I dont believe its Cisco side. Here are drops on CP end when issue is happening:

# fw ctl zdebug + drop | grep 205.207.130.253

@;127721520;[cpu_0];[SIM-204987365];sim (vpn_encrypt): drop due vpn_ipsec_encrypt returns PKT_DROP(3), conn: <172.16.193.243,50846,205.207.130.253,22,6>;
@;127721520;[cpu_0];[SIM-204987365];handle_vpn_encryption: ipsec_encrypt failed: failed to find SA. Dropping packet... conn: <172.16.193.243,50846,205.207.130.253,22,6>;
@;127721520;[cpu_0];[SIM-204987365];sim_pkt_send_drop_notification: (0,1) received drop, reason: Encryption Failed, conn: <172.16.193.243,50846,205.207.130.253,22,6>;
@;127721520;[cpu_0];[SIM-204987365];sim_pkt_send_drop_notification: sending packet dropped notification drop mode: 0 debug mode: 1 send as is: 0 track_lvl: -1, conn: <172.16.193.243,50846,205.207.130.253,22,6>;
@;127721520;[cpu_0];[SIM-204987365];sim_pkt_send_drop_notification: sending single drop notification, conn: <172.16.193.243,50846,205.207.130.253,22,6>;
@;127721521;[cpu_0];[SIM-204987365];do_packet_finish: SIMPKT_IN_DROP vsid=0, conn:<172.16.193.243,50846,205.207.130.253,22,6>;
@;127722353;[cpu_0];[SIM-204987365];sim (vpn_encrypt): drop due vpn_ipsec_encrypt returns PKT_DROP(3), conn: <172.16.193.243,50846,205.207.130.253,22,6>;
@;127722353;[cpu_0];[SIM-204987365];handle_vpn_encryption: ipsec_encrypt failed: failed to find SA. Dropping packet... conn: <172.16.193.243,50846,205.207.130.253,22,6>;
@;127722353;[cpu_

Forgot to mention, we also ended up completely disabling supernet globally AND also per that specific community, same problem.

Hello,

We are experiencing a very similar issue with a VPN to an AWS gateway.
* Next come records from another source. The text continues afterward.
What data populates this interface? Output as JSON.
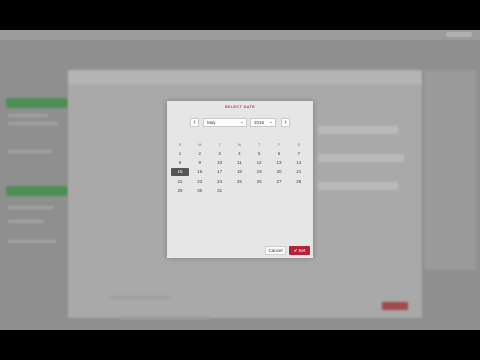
{
  "dialog": {
    "title": "SELECT DATE",
    "prev_icon": "chevron-left-icon",
    "next_icon": "chevron-right-icon",
    "month": "May",
    "year": "2016",
    "weekday_headers": [
      "S",
      "M",
      "T",
      "W",
      "T",
      "F",
      "S"
    ],
    "weeks": [
      [
        "1",
        "2",
        "3",
        "4",
        "5",
        "6",
        "7"
      ],
      [
        "8",
        "9",
        "10",
        "11",
        "12",
        "13",
        "14"
      ],
      [
        "15",
        "16",
        "17",
        "18",
        "19",
        "20",
        "21"
      ],
      [
        "22",
        "23",
        "24",
        "25",
        "26",
        "27",
        "28"
      ],
      [
        "29",
        "30",
        "31",
        "",
        "",
        "",
        ""
      ]
    ],
    "selected_day": "15",
    "cancel_label": "Cancel",
    "set_label": "Set",
    "set_icon": "check-icon"
  },
  "colors": {
    "accent": "#b3243a",
    "title": "#b03a4a",
    "selected_bg": "#555555",
    "overlay": "#8f8f8f"
  }
}
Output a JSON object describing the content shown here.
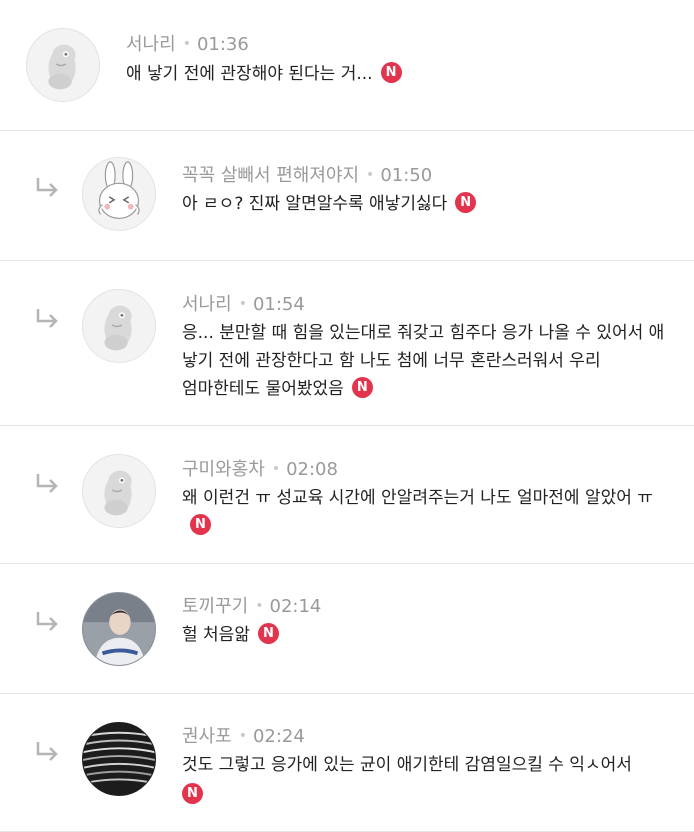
{
  "comments": [
    {
      "author": "서나리",
      "time": "01:36",
      "text": "애 낳기 전에 관장해야 된다는 거...",
      "badge": "N",
      "reply": false,
      "avatar": "kakao-character"
    },
    {
      "author": "꼭꼭 살빼서 편해져야지",
      "time": "01:50",
      "text": "아 ㄹㅇ? 진짜 알면알수록 애낳기싫다",
      "badge": "N",
      "reply": true,
      "avatar": "rabbit-character"
    },
    {
      "author": "서나리",
      "time": "01:54",
      "text": "응... 분만할 때 힘을 있는대로 줘갖고 힘주다 응가 나올 수 있어서 애 낳기 전에 관장한다고 함 나도 첨에 너무 혼란스러워서 우리 엄마한테도 물어봤었음",
      "badge": "N",
      "reply": true,
      "avatar": "kakao-character"
    },
    {
      "author": "구미와홍차",
      "time": "02:08",
      "text": "왜 이런건 ㅠ 성교육 시간에 안알려주는거 나도 얼마전에 알았어 ㅠ",
      "badge": "N",
      "reply": true,
      "avatar": "kakao-character"
    },
    {
      "author": "토끼꾸기",
      "time": "02:14",
      "text": "헐 처음앎",
      "badge": "N",
      "reply": true,
      "avatar": "person-photo"
    },
    {
      "author": "권사포",
      "time": "02:24",
      "text": "것도 그렇고 응가에 있는 균이 애기한테 감염일으킬 수 익ㅅ어서",
      "badge": "N",
      "reply": true,
      "avatar": "abstract-photo"
    }
  ],
  "colors": {
    "badge": "#e2344c",
    "meta": "#9a9a9a",
    "divider": "#e4e4e4",
    "reply_arrow": "#b5b5b5"
  }
}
Our Checkpoint is running R80.40 take 87. Did you find a fix for this issue?

Thank you. 

As a matter of fact, we did : ). We ended up turning of vpn acceleration for that tunnel...vpn accel off x.x.x.x y.y.y.y (x.x.x.x would be cp external vpn IP and y.y.y.y would be remote peer). Once that was done and policy pushed, it worked. Now, here is the thing...in our case it was fine, since not a lot of traffic through that tunnel, but if thats not the case with your tunnel, maybe disabling vpn acceleration might not be a god idea...just saying. But, either way, worth a try.

Andy

Excellent, I will look at giving that a try. 

Sounds good! Personally, I found acceleration to be problem on CP for the last 15 years and there has never been a solid, logical solution to it, sadly. Anyway, give it a go and see what happens.

I gave that a try but unfortunately it didn't resolve my issue. The tunnel still dropped for a few minutes after the policy had been pushed. Back to the drawing board. I will get a ticket raised with Checkpoint support and see what they suggest.  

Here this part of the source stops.